Sei sempre stata mia by Megan Maxwell

Sei sempre stata mia by Megan Maxwell

autore:Megan Maxwell [Maxwell, Megan]
La lingua: ita
Format: epub
editore: Newton Compton Editori
pubblicato: 2019-04-23T13:08:29+00:00


40

Tranquillo per la prima volta dopo molto tempo mi dirigo verso la villa di Jerez.

Quando arriviamo e scendo dall’auto prendo di nuovo Judith per mano e con l’altra raccolgo il suo zaino, poi entriamo in casa in silenzio.

All’interno vedo che si ferma e si guarda intorno.

La villa, che ho affittato d’estate la prima volta che sono andato a Jerez, è completamente cambiata. Adesso è una casa moderna dotata di tutti i comfort.

La sorpresa sul suo volto mi fa capire che nessuno le ha detto niente. Accendo la musica, che come ha detto lei una volta ammansisce le fiere, la guardo e dico: «Ho comprato la casa».

Judith è incredula. Non mi stancherò mai di vedere la sua espressione quando qualcosa la sorprende.

«Hai comprato questa casa?», chiede.

«Sì. Per te».

«Per me?»

«Sì, amore. Era il mio regalo di Natale».

Stupita, continua a guardarsi attorno mentre io mi siedo. Il vestito nero che indossa è molto sexy e mormoro: «Sei bellissima con quel vestito».

Si siede accanto a me. Mi sembra più tranquilla e risponde: «Grazie. Che tu ci creda o no l’ho comprato per te».

Mi fa piacere, e dopo aver guardato il suo meraviglioso corpo, replico: «Ma pensavi di offrire a qualcun altro quello che nasconde il vestito».

Lei annuisce, capisce benissimo quello che intendo, e risponde con la solita arroganza: «Come ti ho detto una volta non sono una santa. E quando sono single faccio quello che voglio del mio corpo, con chi voglio. Sono la padrona di me stessa, devi capirlo una volta per tutte».

La sua arroganza mi fa infuriare, ma non ho voglia di discutere, e preciso solo: «Esatto, quando sei single, e non è questo il caso».

Noto che le mie parole non le vanno a genio e ci guardiamo, ci sfidiamo come sempre mentre la musica suona in sottofondo. Ho bisogno di vederla sorridere e dico: «Mia madre e mia sorella ti salutano. Sperano di vederti in Germania per la festa che hanno organizzato il 5, te lo ricordi?»

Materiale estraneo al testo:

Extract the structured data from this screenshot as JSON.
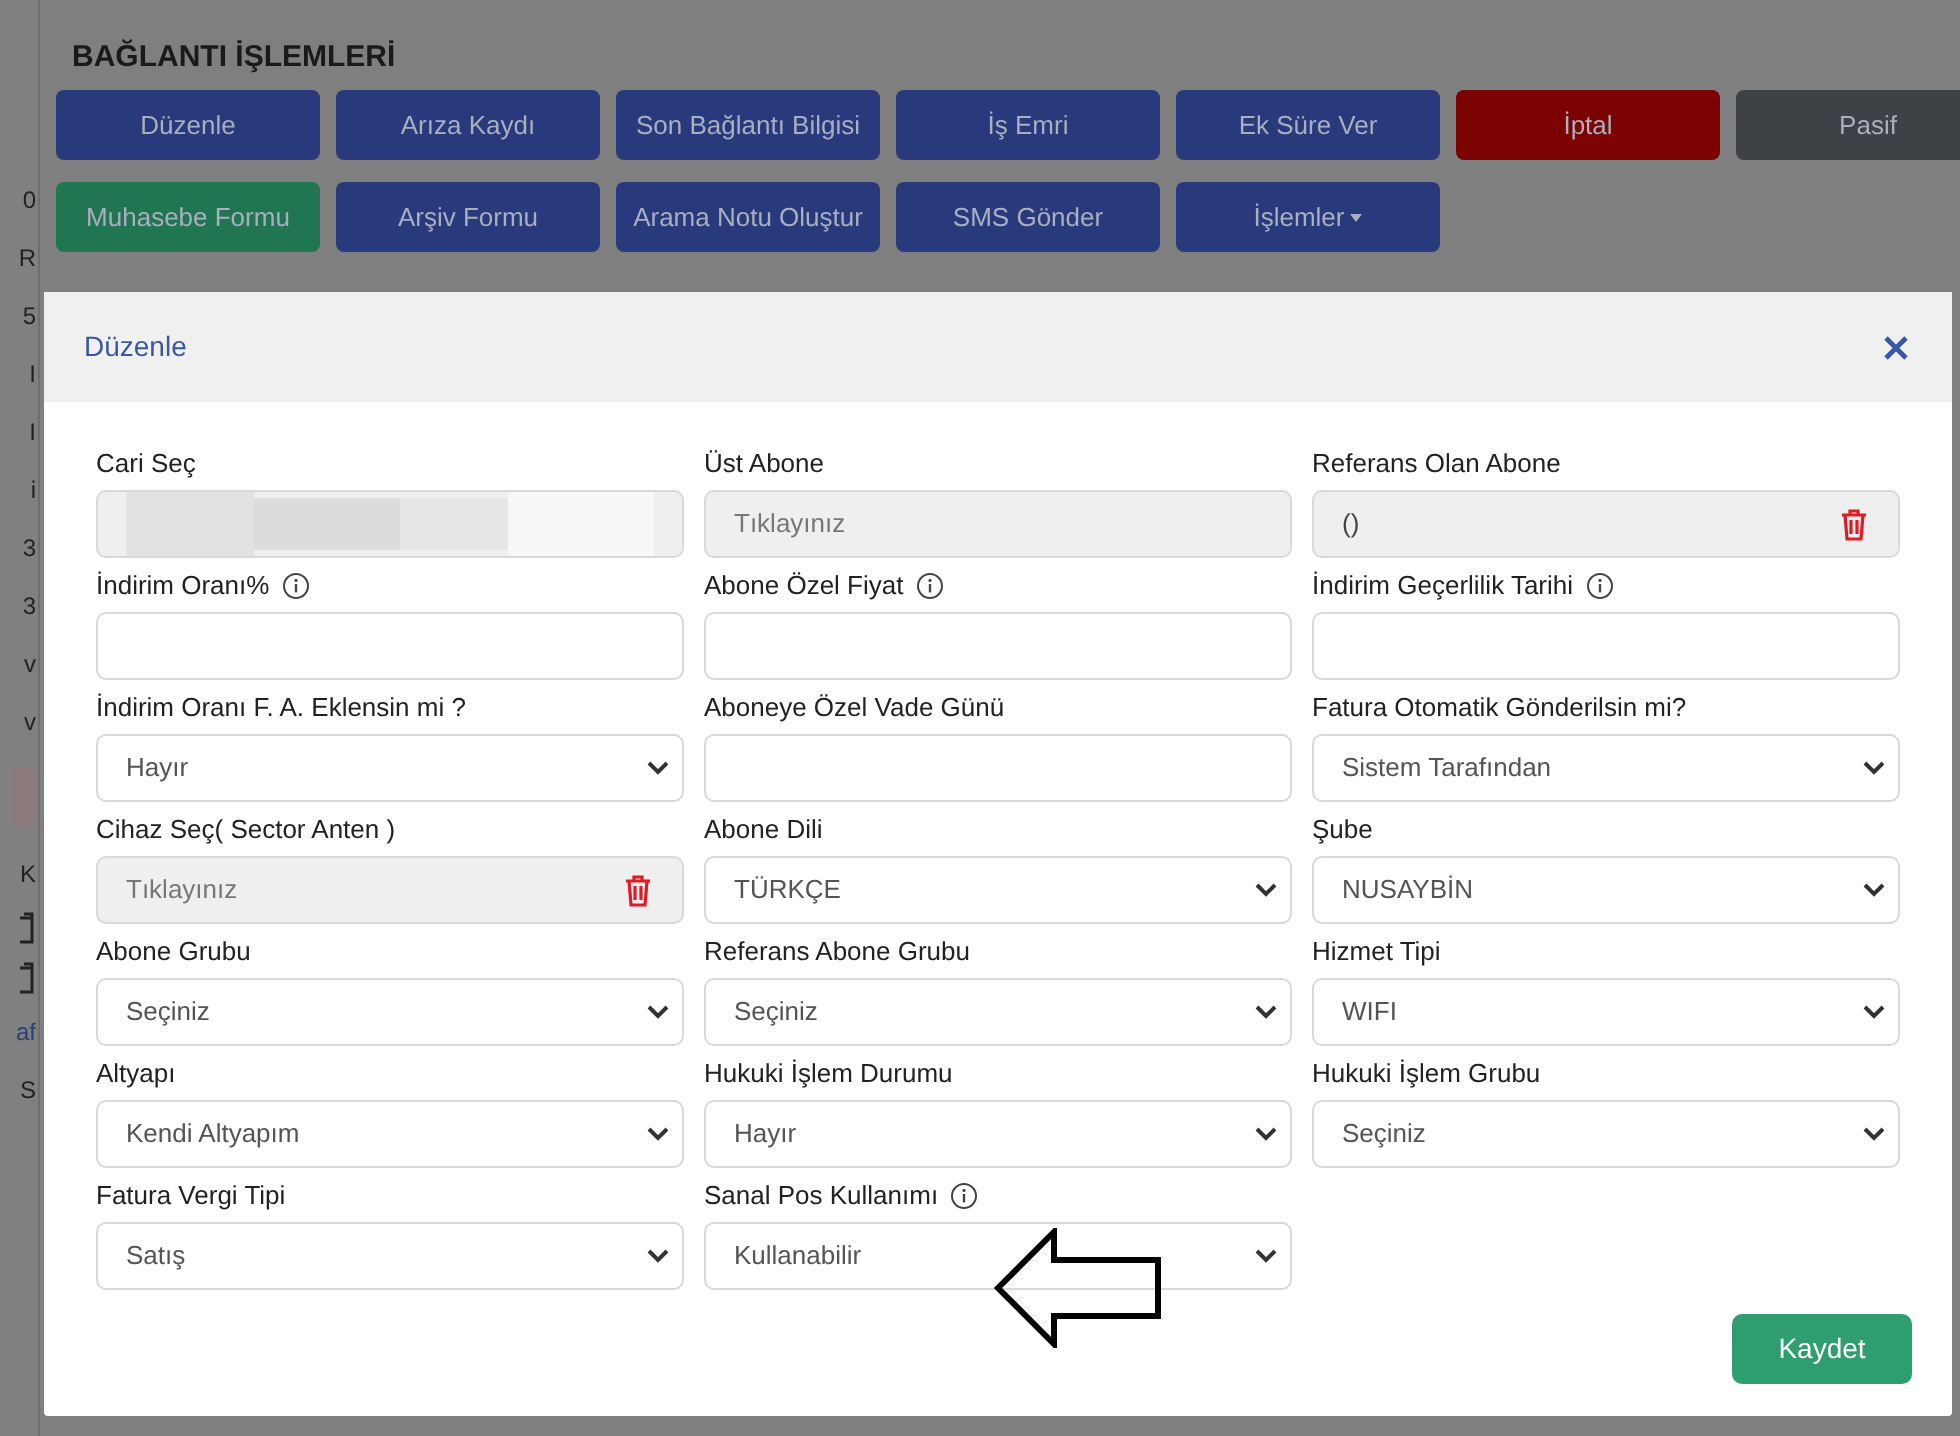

«Sì, ma non contare su di me. Non vengo».

Sospiro. È chiaro che è ancora inferocita, quindi provo a parlarle. Faccio ricorso a tutta la calma necessaria per non alzare la voce, ma alla fine me ne esco così: «Non ti permetterò di continuare a fare la cameriera né qui né da nessun’altra parte. Odio vedere come ti guardano gli uomini. Sono molto geloso delle mie cose, e tu…».

Mi risponde in malo modo, ma forse è quello che mi merito.

Parliamo, parliamo e parliamo, e quando menziono l’anello che le ho regalato mi dice che non lo vuole e che lo posso mettere dove so io.

Quanta pazienza…

Insisto, insisto finché non ce la faccio più, ma lei non si smuove. Alla fine mi arrendo.

Mi dice quanto l’ho fatta sentire male l’ultimo giorno che ci siamo visti in ufficio. Le chiedo scusa. Me ne vergogno, e lei, lasciandomi intravedere un piccolo spiraglio di speranza, sussurra: «Ascoltami bene perché da adesso in poi ogni volta che mi arrabbierò con te verrai punito. Mi sono stancata che tu sia il solo a dispensare punizioni».